Dans l’évacuation chaotique des milliers de personnes fuyant l’Ukraine, dans les jours suivants le début des frappes russes, plusieurs étudiants étrangers ont dénoncé les conditions de leur départ du pays. Certains ont signalé avoir été victimes de comportements discriminatoires par rapport aux citoyens ukrainiens.
L'exemple de la crise migratoire de 2015 est aussi souvent cité, en comparaison avec la situation actuelle. En 2015, plus d’un million de migrants tentent de rejoindre les pays européens, principalement des Syriens, mais aussi des Afghans et des Irakiens, fuyant des pays qui connaissent ou ont connu des conflits majeurs. Malgré l’initiative d’Angela Merkel, qui ouvre les portes de l’Allemagne à des centaines de milliers de Syriens, l’Europe se barricade et signe un accord avec la Turquie pour le renvoi des migrants arrivant en Grèce.

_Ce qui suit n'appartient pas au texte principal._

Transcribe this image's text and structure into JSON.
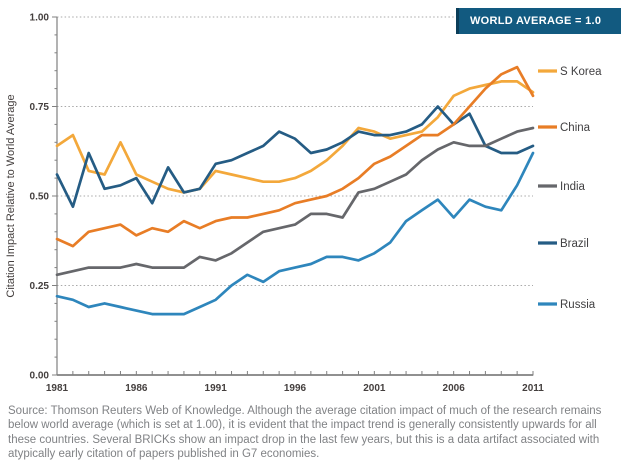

Le fait de lutter contre les stéréotypes, ce n'est pas juste être gentil. C'est une question de vie et de mort.
"Quand il s'agit de réfugiés qu’on voit comme non-blancs, explique Olivia Rutazibwa, c'est là qu'on voit toutes ces idées qui suggèrent que c'est de leur propre faute, qu'ils auraient dû prendre d'autres décisions, qu'ils viennent pour profiter mais surtout que si on les fait rentrer, c'est sûr qu'ils ne voudront plus repartir."
Pour Olivia Rutazibwa, la lutte contre les stéréotypes et le racisme n'est pas une question de principe ou de politiquement correcte. Elle a un impact direct sur la vie des gens. "Très littéralement, on laisse des milliers de gens mourir dans la Méditerranée juste parce qu'on a certaines idées sur qui ils sont et sur leur droit qu'ils ont ou pas d'être là. Mais nous voyons aussi au même moment qu'on est capable d'avoir d'autres idées sur les gens qui sont forcés de quitter chez eux", soutient Olivia Rutazibwa. "C'est important de se souvenir que le fait de lutter contre les stéréotypes, ce n'est pas juste être gentil. C'est une question de vie et de mort." En 2021, selon l'Organisation internationale pour les migrations, 2048 migrants sont décédés ou ont été portés disparus en Méditerranée, dont 76 enfants.